One of the first Cessna 152s produced, a 1978 model-year built in 1977.
First delivered in 1977 as the 1978 model year, the 152 was a modernization of the proven Cessna 150 design. The 152 was intended to compete with the new Beechcraft Skipper and Piper Tomahawk, both of which were introduced the same year. Additional design goals were to improve useful load through a gross weight increase to 1670 lbs (757 kg), decrease internal and external noise levels and run better on the then newly introduced 100LL fuel.
As with the 150, the great majority of 152s were built at the Cessna factory in Wichita, Kansas. A number of aircraft were also built by Reims Aviation of France and given the designation F152/FA152.
Production of the 152 was ended in 1985 when Cessna ended production of all of their light aircraft; by that time, a total of 7,584 examples of the 152, including A152 and FA152 Aerobat aerobatic variants, had been built worldwide.

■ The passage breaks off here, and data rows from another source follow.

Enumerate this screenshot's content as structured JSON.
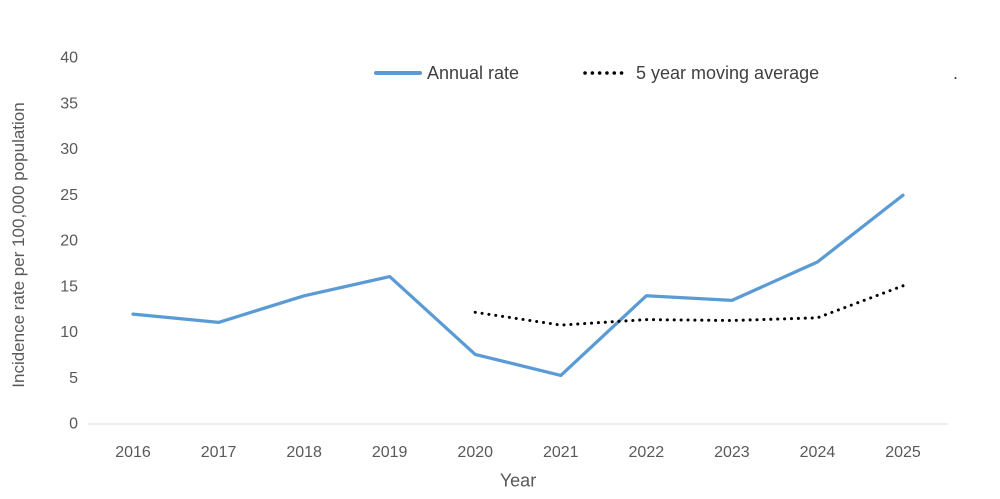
{
  "chart_data": {
    "type": "line",
    "title": "",
    "xlabel": "Year",
    "ylabel": "Incidence rate per 100,000 population",
    "x": [
      2016,
      2017,
      2018,
      2019,
      2020,
      2021,
      2022,
      2023,
      2024,
      2025
    ],
    "series": [
      {
        "name": "Annual rate",
        "style": "solid",
        "color": "#5B9BD5",
        "values": [
          11.9,
          11.0,
          13.9,
          16.0,
          7.5,
          5.2,
          13.9,
          13.4,
          17.6,
          24.9
        ]
      },
      {
        "name": "5 year moving average",
        "style": "dotted",
        "color": "#000000",
        "values": [
          null,
          null,
          null,
          null,
          12.1,
          10.7,
          11.3,
          11.2,
          11.5,
          15.0
        ]
      }
    ],
    "ylim": [
      0,
      40
    ],
    "yticks": [
      0,
      5,
      10,
      15,
      20,
      25,
      30,
      35,
      40
    ],
    "grid": false,
    "legend_position": "top"
  },
  "colors": {
    "series_blue": "#5B9BD5",
    "series_dotted": "#000000",
    "tick_text": "#595959",
    "legend_text": "#404040",
    "axis_line": "#D9D9D9",
    "background": "#FFFFFF"
  },
  "misc": {
    "stray_period": "."
  }
}
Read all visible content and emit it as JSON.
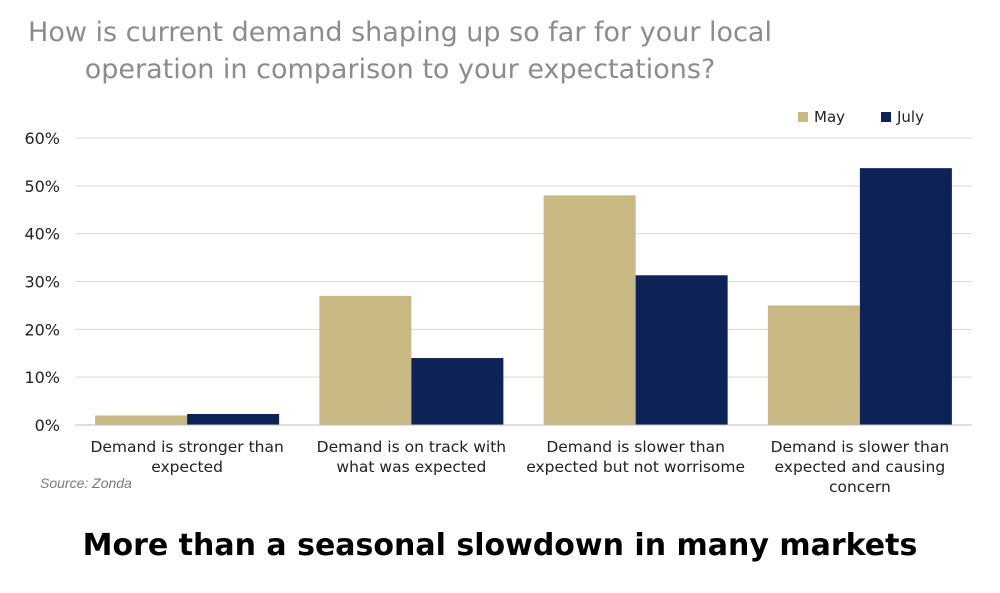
{
  "title_lines": [
    "How is current demand shaping up so far for your local",
    "operation in comparison to your expectations?"
  ],
  "source": "Source: Zonda",
  "headline": "More than a seasonal slowdown in many markets",
  "colors": {
    "may": "#c8b883",
    "july": "#0d2257",
    "grid": "#d9d9d9",
    "axis_text": "#222222"
  },
  "chart_data": {
    "type": "bar",
    "categories": [
      [
        "Demand is stronger than",
        "expected"
      ],
      [
        "Demand is on track with",
        "what was expected"
      ],
      [
        "Demand is slower than",
        "expected but not worrisome"
      ],
      [
        "Demand is slower than",
        "expected and causing",
        "concern"
      ]
    ],
    "series": [
      {
        "name": "May",
        "values": [
          2,
          27,
          48,
          25
        ]
      },
      {
        "name": "July",
        "values": [
          2.3,
          14,
          31.3,
          53.7
        ]
      }
    ],
    "yticks": [
      "0%",
      "10%",
      "20%",
      "30%",
      "40%",
      "50%",
      "60%"
    ],
    "ylim": [
      0,
      60
    ],
    "grid": true,
    "legend_position": "top-right"
  }
}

In 2007 Cessna announced that it will build a light sport successor, designated the Model 162 Skycatcher.
All Cessna 152s were manufactured with a Lycoming O-235 engine, whereas the 150s use either Continental O-200-A in US-built versions or Rolls-Royce 0-240-A engines in the Reims-produced version.
The Lycoming provided not only an increase in engine power over the Cessna 150, but also was more compatible with the newer 100LL low lead fuel.
Cessna 152s produced between 1977 and 1982 were equipped with Lycoming O-235-L2C engines producing 110 hp (82 kW) at 2550 rpm. This engine still suffered some lead-fouling problems in service and was succeeded in 1983 by the 108 hp (81 kW) O-235-N2C which featured a different piston design and a redesigned combustion chamber to reduce this problem. The N2C engine was used until 152 production ended in 1985.
The 152's airframe is an all-metal construction. It is primarily aluminium 2024-T3 alloy, although some components such as wing tips and fairings are made from glass-reinforced plastic. The fuselage is a semi-monocoque structure: it has vertical bulkheads and frames joined by longerons which run the length of the fuselage. The metal skin of the aircraft is riveted, which allows loads to be spread out over the structure. The wings are of a strut-braced design and have a 1 degree dihedral angle. The tapered (outboard) portion of each wing has one degree of washout (the chord of the tip section has one degree lower angle of attack than the chord at the end of the constant-width section). This allows greater aileron effectiveness during a stall, although it is much less than the 3 degrees used in Cessna 172 wings.
 Flying controls
Dual controls are available as optional equipment on the Cessna 152 and almost all 152s have this option installed.
The Cessna 152 is equipped with differential ailerons that move through 20 degrees upwards and 15 degrees downwards. It has modified Fowler (slotted, aft-traveling) flaps which are electrically operated and deploy to a maximum of 30 degrees. The rudder can move 23 degrees to either side and is fitted with a ground adjustable trim tab. The elevators move up through 25 degrees and down through 18 degrees. An adjustable trim tab is installed in the right elevator and is controlled by a small wheel in the center of the control console. The trim tab moves 10 degrees up and 20 degrees down relative to the elevator chordline.
The Cessna 152 is equipped with fixed tricycle landing gear. The main gear is a tubular steel undercarriage leg surrounded by a full length fairing with a step for access to the cabin. The main gear has a 7 ft 7 in (2.3 m) wheelbase.
The nose wheel is connected to the engine mount and has an oleo strut to dampen and absorb normal operating loads. The nosewheel is steerable through 8 degrees either side of neutral and can caster under differential braking up to 30 degrees. It is connected to the rudder pedals through a spring linkage.
The braking system consists of single disc brake assemblies fitted to the main undercarriage and operated by a hydraulic system. Brakes are operated by pushing on the top portion of the rudder pedals. It is possible to use differential braking when taxiing and this allows very tight turns to be made.
The 152 is also fitted with a parking brake system. It is applied by depressing both toe brakes and then pulling the "Park Brake" lever to the pilot’s left. The toe brakes are then released but pressure is maintained in the system thereby leaving both brakes engaged.
The standard tires used are 600 X 6 on the main gear and 500 X 5 on the nose wheel.